Deprecate Tag Creator workflow in favor of nox + GitHub Releases auto-generated release notes?
Summary
While I'm a bit reluctant to suggest it (given how well the Tag Creator workflow has served us in the past), now that GitHub has introduced the new GitHub Releases) with auto-generated release notes (that also automatically pick up and tag new contributors) should we deprecate the Tag Creator workflow for using a workflow like pylhe and recast-atlas (where the actual publication to PyPI happens through an event that is kicked off through a release event when a GitHub release is published)?
If we used nox to run the "tag and push to master" system (@henryiii has already written up good examples of nox use and has examples for his projects) we still get pretty simple automation, but then if anything goes wrong we can try to figure it out and fix it before we go and make the GitHub release (which will then trigger the build and deploy to PyPI from the tag we just made). So it is a different system, with slightly more human-in-the-loop, but also easier to debug.
The auto-generated release notes were used for recast-atlas v0.1.8 and worked really nicely to use IMO.
This would also avoid situations where concurrency could be problematic (c.f. PR #1632)

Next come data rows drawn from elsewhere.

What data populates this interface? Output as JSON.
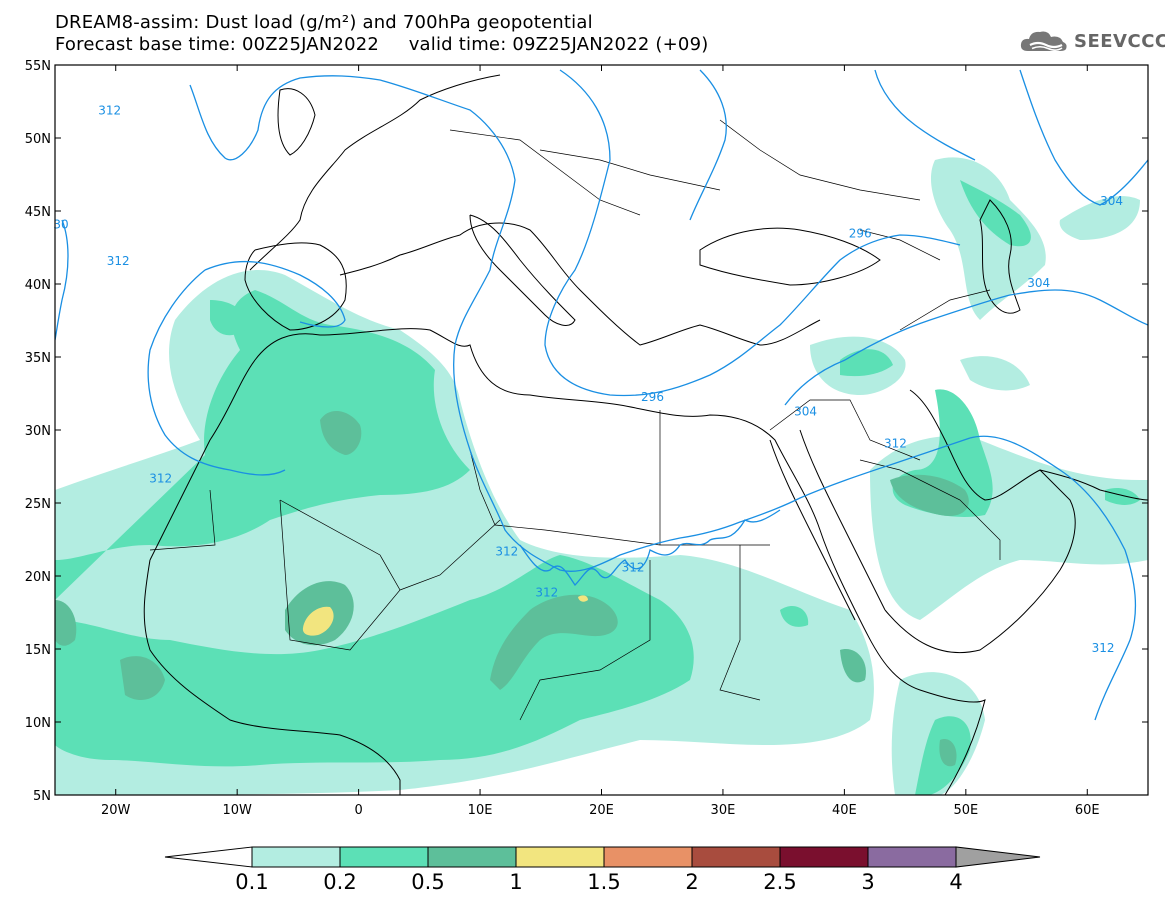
{
  "title": {
    "line1": "DREAM8-assim: Dust load (g/m²) and 700hPa geopotential",
    "line2": "Forecast base time: 00Z25JAN2022     valid time: 09Z25JAN2022 (+09)"
  },
  "logo": {
    "text": "SEEVCCC",
    "icon": "cloud-icon"
  },
  "map": {
    "lon_range": [
      -25,
      65
    ],
    "lat_range": [
      5,
      55
    ],
    "lat_ticks": [
      {
        "value": 55,
        "label": "55N"
      },
      {
        "value": 50,
        "label": "50N"
      },
      {
        "value": 45,
        "label": "45N"
      },
      {
        "value": 40,
        "label": "40N"
      },
      {
        "value": 35,
        "label": "35N"
      },
      {
        "value": 30,
        "label": "30N"
      },
      {
        "value": 25,
        "label": "25N"
      },
      {
        "value": 20,
        "label": "20N"
      },
      {
        "value": 15,
        "label": "15N"
      },
      {
        "value": 10,
        "label": "10N"
      },
      {
        "value": 5,
        "label": "5N"
      }
    ],
    "lon_ticks": [
      {
        "value": -20,
        "label": "20W"
      },
      {
        "value": -10,
        "label": "10W"
      },
      {
        "value": 0,
        "label": "0"
      },
      {
        "value": 10,
        "label": "10E"
      },
      {
        "value": 20,
        "label": "20E"
      },
      {
        "value": 30,
        "label": "30E"
      },
      {
        "value": 40,
        "label": "40E"
      },
      {
        "value": 50,
        "label": "50E"
      },
      {
        "value": 60,
        "label": "60E"
      }
    ],
    "contour_color": "#1a8fe3",
    "contour_labels": [
      {
        "text": "312",
        "lon": -20.5,
        "lat": 51.8
      },
      {
        "text": "312",
        "lon": -19.8,
        "lat": 41.5
      },
      {
        "text": "312",
        "lon": -16.3,
        "lat": 26.6
      },
      {
        "text": "312",
        "lon": 12.2,
        "lat": 21.6
      },
      {
        "text": "312",
        "lon": 15.5,
        "lat": 18.8
      },
      {
        "text": "312",
        "lon": 22.6,
        "lat": 20.5
      },
      {
        "text": "312",
        "lon": 44.2,
        "lat": 29.0
      },
      {
        "text": "312",
        "lon": 61.3,
        "lat": 15.0
      },
      {
        "text": "296",
        "lon": 24.2,
        "lat": 32.2
      },
      {
        "text": "296",
        "lon": 41.3,
        "lat": 43.4
      },
      {
        "text": "304",
        "lon": 36.8,
        "lat": 31.2
      },
      {
        "text": "304",
        "lon": 56.0,
        "lat": 40.0
      },
      {
        "text": "304",
        "lon": 62.0,
        "lat": 45.6
      },
      {
        "text": "30",
        "lon": -24.5,
        "lat": 44.0
      }
    ]
  },
  "colorbar": {
    "labels": [
      "0.1",
      "0.2",
      "0.5",
      "1",
      "1.5",
      "2",
      "2.5",
      "3",
      "4"
    ],
    "colors": [
      "#b3ede1",
      "#5ce0b6",
      "#5dbf9a",
      "#f2e57f",
      "#e89166",
      "#a84c3e",
      "#7a0f2e",
      "#8a6ba0"
    ],
    "left_arrow_color": "#ffffff",
    "right_arrow_color": "#a0a0a0"
  }
}
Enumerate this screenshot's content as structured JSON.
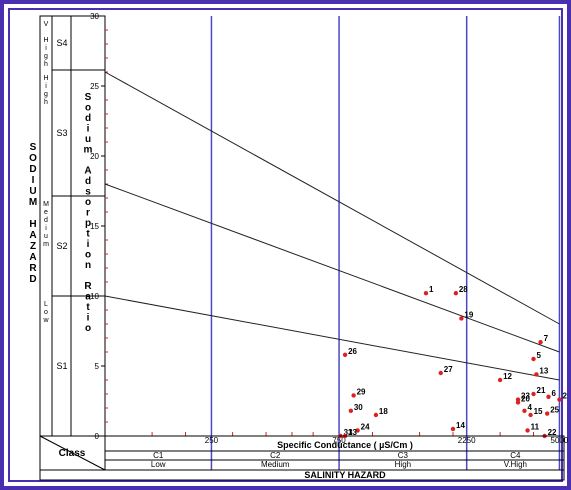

Thoughts @kratsg and @lukasheinrich?
Additional Information
- October 4, 2021 GitHub Blog post A new public beta of GitHub Releases: How we’re improving the release experience
- GitHub YouTube video: AUTOMATED Release Notes - GitHub Checkout (no CC :disappointed:)
Code of Conduct
- [X] I agree to follow the Code of Conduct
An alternative to nox is just to have things run in a bump version GHA workflow like this one. Using workflow_dispatch you put in the part (major/minor/patch) manually and then have the workflow run the rest.
The idea behind nox is that it doesn't tie you to custom CI-specific code. You can still run nox in the GHA workflow, but you can develop it locally, and if we have to migrate to some other platform someday, you can take nox with you.
You can still run nox in the GHA workflow, but you can develop it locally, and if we have to migrate to some other platform someday, you can take nox with you.
Yeah. I didn't say this explicitly, but I should have said "an alternative to running nox locally".